Both books are well worth reading for anyone in labor or who is simply interested in de-mystifying American History. Immigration invigorated America, but it also gave us some villains. Blank and Harris were also immigrants.

            There are always those willing to re-write history for some political goal. One example is “The Death of Common Sense: How Law is Suffocating America,” (1994) by Philip K. Howard (a well-known Republican lawyer on the New York scene). He advocates disposing of most regulation in favor of the “professional” judgement of those doing the job. While appealing on the surface, it should make everyone nervous.

            In a review of the book in 1996, I wrote, “For seven years, I was a construction worker, helping build and maintain elevators in the San Francisco Bay Area. We had our dealings with government, not all of them pleasant, but on the whole, businesslike. Howard talks about the tons of regulations no one understands. But for us, it was a building code manual about the size of a Stephen King novel, written in stilted English, to be sure, rather than the gothic prose of his thrillers, but manageable by one of our elevator mechanics with a modest education.”

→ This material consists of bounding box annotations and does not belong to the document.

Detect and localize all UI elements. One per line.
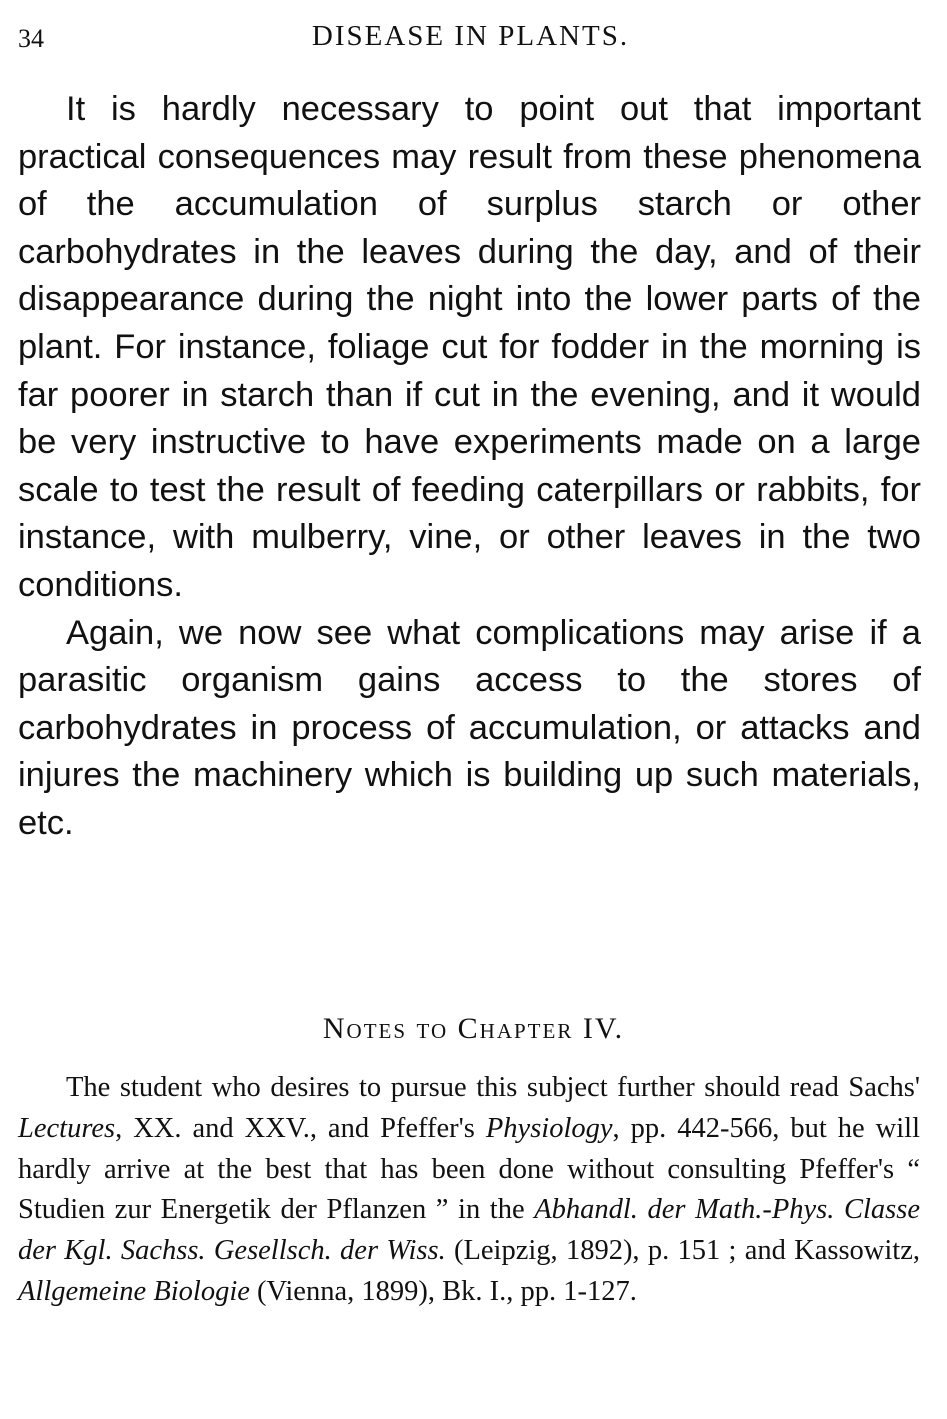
notes-text-3: , pp. 442-566, but he will hardly arrive at the best that has been done without consulting Pfeffer's “ Studien zur Energetik der Pflanzen ” in the (18, 1112, 920, 1226)
citation-abhandl: Abhandl. der Math.-Phys. Classe der Kgl. Sachss. Gesellsch. der Wiss. (18, 1194, 920, 1267)
notes-heading: Notes to Chapter IV. (322, 1012, 625, 1045)
body-paragraph-2: Again, we now see what complications may arise if a parasitic organism gains access to the stores of carbohydrates in process of accumulation, or attacks and injures the machinery which is building up such materials, etc. (18, 613, 921, 842)
citation-allgemeine-biologie: Allgemeine Biologie (18, 1275, 250, 1307)
notes-section (18, 1068, 920, 1313)
notes-text-4: (Leipzig, 1892), p. 151 ; and Kassowitz, (445, 1235, 921, 1267)
notes-paragraph (18, 1068, 920, 1313)
notes-text-1: The student who desires to pursue this subject further should read Sachs' (66, 1072, 920, 1103)
running-head: DISEASE IN PLANTS. (311, 20, 630, 52)
body-text (18, 86, 921, 848)
notes-text-5: (Vienna, 1899), Bk. I., pp. 1-127. (249, 1275, 637, 1307)
page-header (18, 18, 923, 58)
citation-physiology: Physiology (485, 1112, 613, 1144)
page-number: 34 (18, 24, 44, 53)
body-paragraph-1: It is hardly necessary to point out that important practical consequences may result from these phenomena of the accumulation of surplus starch or other carbohydrates in the leaves during the day, and of their disappearance during the night into the lower parts of the plant. For instance, foliage cut for fodder in the morning is far poorer in starch than if cut in the evening, and it would be very instructive to have experiments made on a large scale to test the result of feeding caterpillars or rabbits, for instance, with mulberry, vine, or other leaves in the two conditions. (18, 90, 921, 604)
notes-text-2: , XX. and XXV., and Pfeffer's (115, 1112, 486, 1144)
citation-lectures: Lectures (18, 1112, 116, 1144)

            We understood our part of it as did other trades their part. To suggest that “professionals” should be the sole arbiters of what goes on when building a complex structure is inviting disaster. That “professional,” however clever or well meaning, is not going to have all of the history of his specialty in his head (like an enforceable code is likely to reflect). In addition, he is likely to be under pressure from the guy who signs his check. Some dull government bureaucrat who knows his stuff may not be someone you want to party with, but his insistence on a minutia of detailed compliance could easily save someone’s life.

            When I reviewed (“The Death of Common Sense"), I immediately thought of Leon Stein’s book, which I had read thirty years earlier. It is now ten years later, and David Von Drehle has done us a great service by reminding us of the necessity of having the strong enforcement arm of government code to help protect us.